Чувствуя себя предателем по отношению к единственному ребенку – сыну от счастливого брака с Омери, – я заставил себя улыбнуться и вновь взять его за руку. Клигус расцвел от удовольствия.
– Рад видеть тебя, сын мой, – сказал я и обратился ко всем: – А теперь не пора ли начать празднество? Перед нами судно, которое нуждается в благословении, пища, которую необходимо съесть, и целая река напитков, которые ждут не дождутся, пока их выпьют.
Мои слова были встречены с энтузиазмом громкими восхвалениями всего рода Антеро. Клигус откровенно гордился собой.
Пока мы шли к стапелям, где должно было состояться благословение, Клигус шепнул мне:
– Ты обещал, что мы поговорим, отец. О моем будущем и будущем нашей семьи.
Клигус намекал на грядущие изменения. Уже не первый месяц он и другие члены нашего семейства приставали ко мне с просьбами назвать имя преемника главы коммерческой империи Антеро. Как мой единственный сын, Клигус, естественно, на этом месте видел себя, отвергая права многочисленных моих племянников, племянниц и кузенов. Я же не был уверен в том, что именно он лучше всего подходил на эту роль, и потому всячески оттягивал момент решения. Отсрочки эти воспринимались Клигусом весьма болезненно. Чем дольше я тянул, тем больше он страшился, а чем больше страшился, тем больше нервничал и потому говорил и делал не то, что нужно.
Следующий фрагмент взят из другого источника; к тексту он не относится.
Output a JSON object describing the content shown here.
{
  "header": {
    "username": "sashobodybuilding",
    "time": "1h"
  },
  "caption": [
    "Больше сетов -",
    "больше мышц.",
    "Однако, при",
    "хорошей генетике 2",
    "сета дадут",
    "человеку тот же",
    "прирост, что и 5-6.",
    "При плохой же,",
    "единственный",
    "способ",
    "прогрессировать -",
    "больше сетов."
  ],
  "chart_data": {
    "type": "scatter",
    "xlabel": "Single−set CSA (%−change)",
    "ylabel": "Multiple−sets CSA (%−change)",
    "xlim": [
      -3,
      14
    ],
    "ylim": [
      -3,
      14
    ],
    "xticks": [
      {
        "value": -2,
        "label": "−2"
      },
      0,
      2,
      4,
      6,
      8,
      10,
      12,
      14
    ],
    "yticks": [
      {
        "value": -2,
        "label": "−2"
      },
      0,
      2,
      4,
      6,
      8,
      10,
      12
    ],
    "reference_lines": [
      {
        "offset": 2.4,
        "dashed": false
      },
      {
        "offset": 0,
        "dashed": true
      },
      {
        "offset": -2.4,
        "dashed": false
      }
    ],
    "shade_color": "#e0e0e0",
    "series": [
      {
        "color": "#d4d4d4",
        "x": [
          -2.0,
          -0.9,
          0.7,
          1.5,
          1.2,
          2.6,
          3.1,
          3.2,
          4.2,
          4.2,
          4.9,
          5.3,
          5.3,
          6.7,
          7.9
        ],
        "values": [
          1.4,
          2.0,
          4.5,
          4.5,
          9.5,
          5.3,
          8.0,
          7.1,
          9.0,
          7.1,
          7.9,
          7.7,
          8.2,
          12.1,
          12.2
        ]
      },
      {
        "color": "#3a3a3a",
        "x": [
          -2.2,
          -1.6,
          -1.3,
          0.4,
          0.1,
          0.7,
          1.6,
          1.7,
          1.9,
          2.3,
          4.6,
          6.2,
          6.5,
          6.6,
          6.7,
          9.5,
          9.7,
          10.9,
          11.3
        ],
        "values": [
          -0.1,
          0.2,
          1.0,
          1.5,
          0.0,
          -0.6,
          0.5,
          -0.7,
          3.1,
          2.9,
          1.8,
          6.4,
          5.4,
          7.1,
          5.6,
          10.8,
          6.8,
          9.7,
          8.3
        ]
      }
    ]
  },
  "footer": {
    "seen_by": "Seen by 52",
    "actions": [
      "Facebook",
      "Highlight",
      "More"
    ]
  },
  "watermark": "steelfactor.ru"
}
Хотя я и сейчас не был готов к обсуждению этой темы, тем не менее, постарался вложить в ответ максимум уверенности:
– Я вовсе не забыл своего обещания, – сказал я. – Этот разговор значится среди моих самых неотложных дел.
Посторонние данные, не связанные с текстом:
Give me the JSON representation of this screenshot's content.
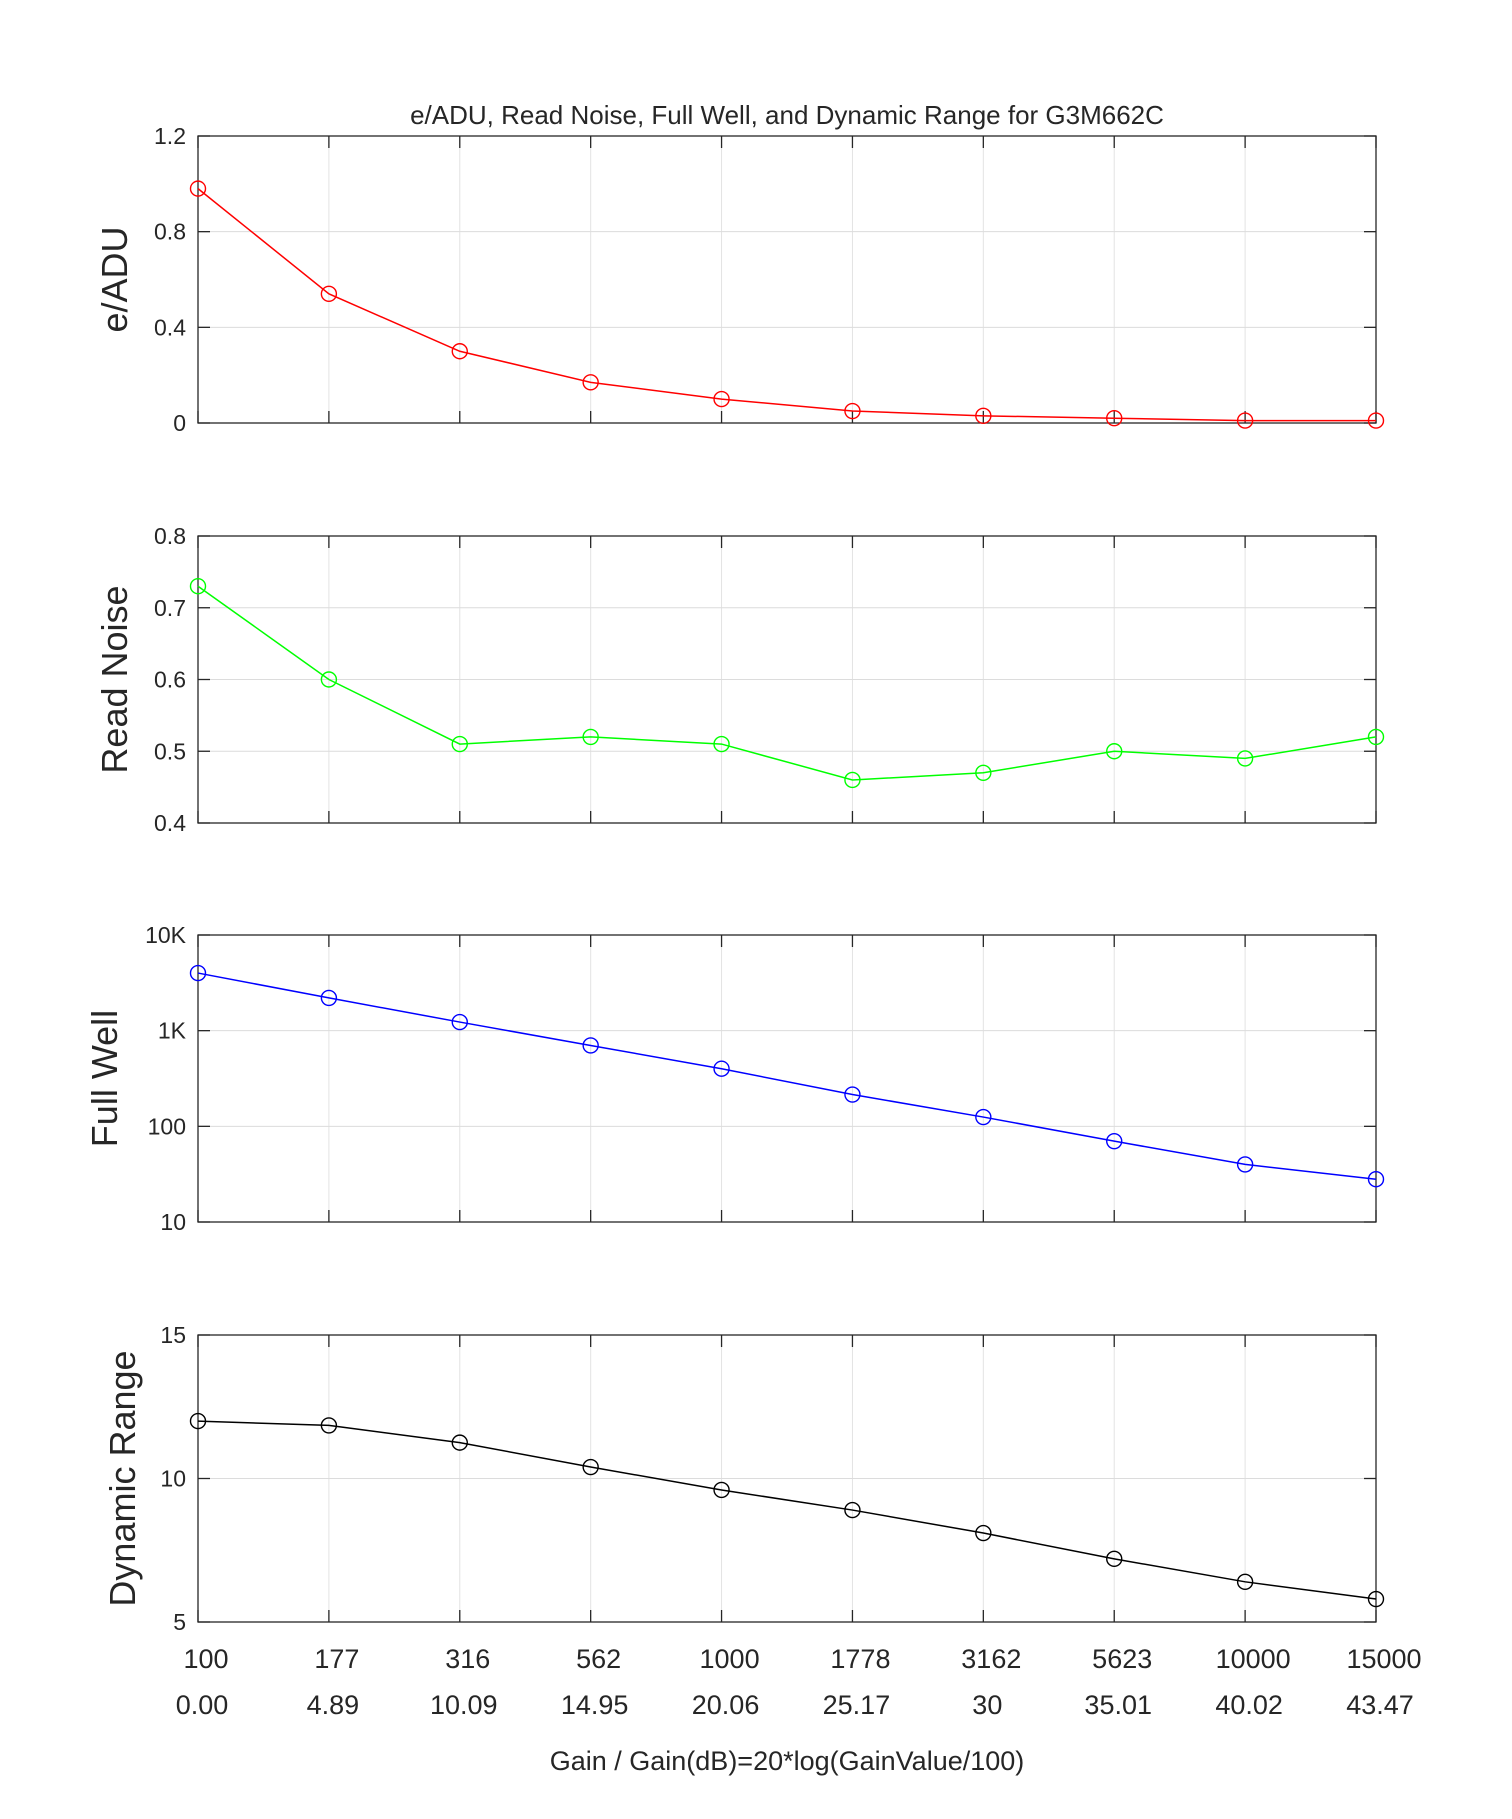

– Так когда же он состоится? – напирал сын. – Судя по тому, как ты хорошо выглядишь, мы уже можем встретиться и все обсудить.
Сомнения во мне мешались с чувством вины, и потому я огрызнулся:
– Встреча состоится, когда я буду готов, и ни минутой раньше. Клигус покраснел.
– Извини, отец, – сказал он. – Я вовсе не хотел проявить неуважение к тебе.
Я увидел у него глаза Омери и этот упрямый подбородок и тут же пожалел о своей резкости.
– Не обращай внимания на мое настроение, сынок. Я просто задумался о своем.
Это его ободрило.
– Так, значит, скоро увидимся?
– Я же обещал, – сказал я.
На берегу возвышался огромный павильон, украшенный знаменами, лентами и полотнищем, где была выткана карта наших разветвленных торговых путей. Павильон скрывал стапели с кораблем.
Когда я взбирался по ступенькам на платформу, мне сверху помахал рукой красивый молодой человек.
– Дядюшка Амальрик! – сказал он с искренней радостью. Он схватил с подноса у слуги бокал с холодным ароматизированным вином и протянул мне. – Если выпьешь его быстро, дам еще. – Он засмеялся. – У меня тесное знакомство с парнем, который оплачивает все это.
– Вот это племянник, – сказал я, принимая бокал от Гермиаса. – И пусть боги знают, что мы настроены серьезно! – Я выпил половину содержимого бокала, и вино удвоило мою радость оттого, что вижу этого любимого родственника. – Вот так надо встречать приятеля, – подмигнул я Клигусу и тут же пожалел об этом. Клигус рассердился, ревниво косясь на Гермиаса.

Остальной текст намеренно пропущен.